Ankete nazaran, iştirakçilerin yüzde 13.8’i, “terörü” ülkenin en değerli sorunu olarak görüyor. elvankent escort Yüzde 11.7’si “yolsuzluk”, yüzde 10.1’i “ifade özgürlüğü/demokrasi”, yüzde 5.8’i “Avrupa Birliği’ne girememe” karşılığını verirken yüzde 4.2’si “dış emek escort politika” ve yüzde 1.3’ü “çevre kirliliği’ dedi.
Ekonomik kriz ve işsizlik direkt hanelerin borçlanmasına sebep oluyor. Ankete nazaran eryaman escort “Hane borcunuz var mı” sorusuna iştirakçilerin yüzde 60.6’sı “evet” karşılığını verirken yüzde 39.4’ü hane borcunun olmadığını söz etti.

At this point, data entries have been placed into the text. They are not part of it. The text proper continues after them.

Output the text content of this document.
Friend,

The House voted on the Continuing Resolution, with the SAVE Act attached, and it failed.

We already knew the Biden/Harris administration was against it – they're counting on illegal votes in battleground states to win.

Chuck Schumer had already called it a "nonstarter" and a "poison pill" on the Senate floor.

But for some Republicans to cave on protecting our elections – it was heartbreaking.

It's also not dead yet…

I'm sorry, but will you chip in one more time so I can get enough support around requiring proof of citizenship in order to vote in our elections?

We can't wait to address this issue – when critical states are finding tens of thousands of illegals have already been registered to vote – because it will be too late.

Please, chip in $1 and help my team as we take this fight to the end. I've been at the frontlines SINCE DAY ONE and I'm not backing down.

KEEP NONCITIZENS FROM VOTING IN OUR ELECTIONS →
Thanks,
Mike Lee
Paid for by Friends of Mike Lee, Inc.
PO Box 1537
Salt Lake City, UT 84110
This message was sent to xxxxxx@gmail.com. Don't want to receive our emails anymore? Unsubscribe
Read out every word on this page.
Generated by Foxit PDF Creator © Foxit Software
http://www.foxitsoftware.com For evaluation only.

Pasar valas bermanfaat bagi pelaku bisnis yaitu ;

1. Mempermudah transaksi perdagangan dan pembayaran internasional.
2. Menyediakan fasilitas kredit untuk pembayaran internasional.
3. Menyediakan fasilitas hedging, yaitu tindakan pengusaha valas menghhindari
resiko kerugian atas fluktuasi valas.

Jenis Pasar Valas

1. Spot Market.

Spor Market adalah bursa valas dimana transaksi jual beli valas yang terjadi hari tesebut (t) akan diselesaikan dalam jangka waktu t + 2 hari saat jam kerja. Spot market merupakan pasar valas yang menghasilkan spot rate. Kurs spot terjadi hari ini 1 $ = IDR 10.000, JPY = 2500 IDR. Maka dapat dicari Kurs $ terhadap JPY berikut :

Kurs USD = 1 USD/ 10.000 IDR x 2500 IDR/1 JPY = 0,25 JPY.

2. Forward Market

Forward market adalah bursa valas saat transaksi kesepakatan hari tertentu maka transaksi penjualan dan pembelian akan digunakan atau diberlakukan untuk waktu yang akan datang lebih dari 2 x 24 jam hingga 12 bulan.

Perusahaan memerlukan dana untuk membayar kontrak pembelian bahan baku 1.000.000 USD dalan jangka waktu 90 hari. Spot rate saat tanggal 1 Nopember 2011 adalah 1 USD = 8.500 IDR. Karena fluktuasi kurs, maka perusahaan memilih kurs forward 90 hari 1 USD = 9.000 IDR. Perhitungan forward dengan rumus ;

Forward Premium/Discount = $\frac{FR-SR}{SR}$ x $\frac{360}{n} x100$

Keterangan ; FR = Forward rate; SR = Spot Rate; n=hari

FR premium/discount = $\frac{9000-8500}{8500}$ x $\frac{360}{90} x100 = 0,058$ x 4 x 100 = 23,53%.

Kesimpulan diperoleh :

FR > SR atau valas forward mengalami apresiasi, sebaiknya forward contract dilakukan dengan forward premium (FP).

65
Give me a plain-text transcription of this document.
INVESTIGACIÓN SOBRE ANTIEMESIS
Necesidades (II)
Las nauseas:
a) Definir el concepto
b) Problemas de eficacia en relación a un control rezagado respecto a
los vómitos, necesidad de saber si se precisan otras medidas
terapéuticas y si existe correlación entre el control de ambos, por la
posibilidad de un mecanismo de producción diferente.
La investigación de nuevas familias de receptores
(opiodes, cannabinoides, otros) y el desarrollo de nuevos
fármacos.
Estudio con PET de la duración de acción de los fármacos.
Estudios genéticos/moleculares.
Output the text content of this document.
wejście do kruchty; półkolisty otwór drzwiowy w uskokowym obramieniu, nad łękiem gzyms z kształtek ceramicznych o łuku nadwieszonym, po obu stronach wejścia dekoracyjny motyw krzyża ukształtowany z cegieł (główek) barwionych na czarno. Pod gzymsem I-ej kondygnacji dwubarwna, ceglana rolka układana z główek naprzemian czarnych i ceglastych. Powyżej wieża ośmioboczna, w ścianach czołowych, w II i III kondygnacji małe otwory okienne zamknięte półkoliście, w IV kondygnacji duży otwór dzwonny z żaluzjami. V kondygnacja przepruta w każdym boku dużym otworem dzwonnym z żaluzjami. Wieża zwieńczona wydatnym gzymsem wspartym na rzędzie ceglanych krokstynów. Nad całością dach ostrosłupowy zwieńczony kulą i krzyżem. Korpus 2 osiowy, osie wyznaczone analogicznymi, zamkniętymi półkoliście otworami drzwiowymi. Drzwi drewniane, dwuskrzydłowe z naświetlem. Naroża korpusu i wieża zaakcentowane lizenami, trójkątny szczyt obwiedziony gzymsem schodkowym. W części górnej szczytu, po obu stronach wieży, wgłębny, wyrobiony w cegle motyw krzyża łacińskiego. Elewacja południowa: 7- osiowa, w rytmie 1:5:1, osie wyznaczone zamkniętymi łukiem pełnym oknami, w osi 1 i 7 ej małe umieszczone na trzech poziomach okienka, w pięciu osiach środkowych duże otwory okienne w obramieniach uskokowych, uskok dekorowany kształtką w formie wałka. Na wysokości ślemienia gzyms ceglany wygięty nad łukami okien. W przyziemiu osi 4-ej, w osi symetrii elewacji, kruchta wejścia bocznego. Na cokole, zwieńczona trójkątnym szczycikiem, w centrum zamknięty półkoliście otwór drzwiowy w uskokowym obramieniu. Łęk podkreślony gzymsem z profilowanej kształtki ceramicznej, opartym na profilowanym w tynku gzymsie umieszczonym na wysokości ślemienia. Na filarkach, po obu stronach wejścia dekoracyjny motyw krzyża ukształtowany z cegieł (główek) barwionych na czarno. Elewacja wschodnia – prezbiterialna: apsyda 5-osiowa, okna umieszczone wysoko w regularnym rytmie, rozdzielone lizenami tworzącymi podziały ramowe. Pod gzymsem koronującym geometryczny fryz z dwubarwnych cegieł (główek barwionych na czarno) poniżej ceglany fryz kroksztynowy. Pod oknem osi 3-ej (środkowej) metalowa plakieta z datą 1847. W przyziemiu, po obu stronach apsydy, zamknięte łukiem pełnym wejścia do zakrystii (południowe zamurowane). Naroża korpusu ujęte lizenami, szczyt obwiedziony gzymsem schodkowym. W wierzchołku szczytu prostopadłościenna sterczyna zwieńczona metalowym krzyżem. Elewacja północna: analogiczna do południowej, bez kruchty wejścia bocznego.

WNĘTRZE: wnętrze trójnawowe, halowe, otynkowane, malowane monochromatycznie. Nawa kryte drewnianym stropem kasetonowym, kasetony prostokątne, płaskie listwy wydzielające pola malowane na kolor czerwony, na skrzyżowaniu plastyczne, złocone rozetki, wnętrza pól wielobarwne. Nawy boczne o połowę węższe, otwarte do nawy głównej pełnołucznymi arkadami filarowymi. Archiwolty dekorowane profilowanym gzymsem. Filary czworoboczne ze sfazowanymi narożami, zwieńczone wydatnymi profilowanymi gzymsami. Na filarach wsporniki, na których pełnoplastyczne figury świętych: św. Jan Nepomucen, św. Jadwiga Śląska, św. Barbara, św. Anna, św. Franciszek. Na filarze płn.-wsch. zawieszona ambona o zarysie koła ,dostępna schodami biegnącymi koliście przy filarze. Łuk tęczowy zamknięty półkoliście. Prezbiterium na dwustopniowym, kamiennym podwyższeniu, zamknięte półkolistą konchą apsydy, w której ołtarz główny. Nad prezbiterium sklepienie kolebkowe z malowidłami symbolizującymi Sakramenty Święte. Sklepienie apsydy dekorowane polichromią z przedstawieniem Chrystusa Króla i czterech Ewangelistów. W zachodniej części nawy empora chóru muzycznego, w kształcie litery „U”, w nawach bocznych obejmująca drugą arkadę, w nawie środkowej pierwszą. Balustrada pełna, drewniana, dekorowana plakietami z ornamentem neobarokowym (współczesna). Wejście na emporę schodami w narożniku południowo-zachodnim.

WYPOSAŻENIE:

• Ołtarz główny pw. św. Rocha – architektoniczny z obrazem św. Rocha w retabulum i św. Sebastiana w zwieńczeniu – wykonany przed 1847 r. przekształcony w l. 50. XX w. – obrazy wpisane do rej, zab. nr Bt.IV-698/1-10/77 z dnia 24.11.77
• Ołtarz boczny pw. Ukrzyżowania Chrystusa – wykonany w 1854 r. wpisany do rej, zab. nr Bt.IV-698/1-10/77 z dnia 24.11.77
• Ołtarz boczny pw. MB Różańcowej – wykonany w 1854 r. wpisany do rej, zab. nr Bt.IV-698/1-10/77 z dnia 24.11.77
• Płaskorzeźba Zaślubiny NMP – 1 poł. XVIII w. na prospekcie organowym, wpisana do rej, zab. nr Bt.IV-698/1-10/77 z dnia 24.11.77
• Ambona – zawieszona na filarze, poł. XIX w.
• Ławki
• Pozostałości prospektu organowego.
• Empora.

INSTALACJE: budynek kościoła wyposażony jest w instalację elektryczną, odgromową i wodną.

Çoğunluk esat escort enflasyonun sebebi olarak hükümeti gösterdi
“Enflasyonun/fiyatların yükselişi hakkında ne düşünüyorsunuz” sorusu yöneltilen iştirakçilerin yüzde 62.4’ü fiyat artışına “hükümetin etimesgut escort yanlış siyasetlerinin sebep olduğunu” belirtti. “Dış güçlerin Türkiye’ye karşı bir operasyonu” diyenlerin oranı yüzde 24.9’iken “enflasyonun yükselişini etlik escort doğal bir süreç olarak görenlerin” oranı ise yüzde 12.7’de kaldı.
‘Liradaki bedel kaybı mutsuzluk yarattı’
Gezici Araştırma Merkezi Lideri Murat Gezici, iktidarın popülizme başvurarak meseleleri hafifletmeye çalışmasının işe yaramadığını belirterek, ankete ait şu değerlendirmede bulundu:
“Ekonomik kriz, hane başı gelirdeki önemli düşüş, liradaki bedel kaybı toplumda dayanılmaz bir mutsuzluk yarattı. Bu durum toplumu gergin, öfkeli, kızgın, kırgın ve umutsuz hale getirdi. Sebebi ise yanlış iktisat siyaseti olarak görülüyor elbet. Halk, iktidarın gerçek sıkıntılara uydurma karşılıklar verdiğini, popülist retorikle krizi gölgelemeye çalıştığını düşünüyor. Halkın bu kadar derin bir kriz ve yoksulluk içinde kalması ancak hükümet yetkililerin sembolik de olsa kendileri nezdinde rastgele bir tasarruf siyasetine gitmeyişi, kendilerinin hiçe sayıldığı niyetini doğuruyor.”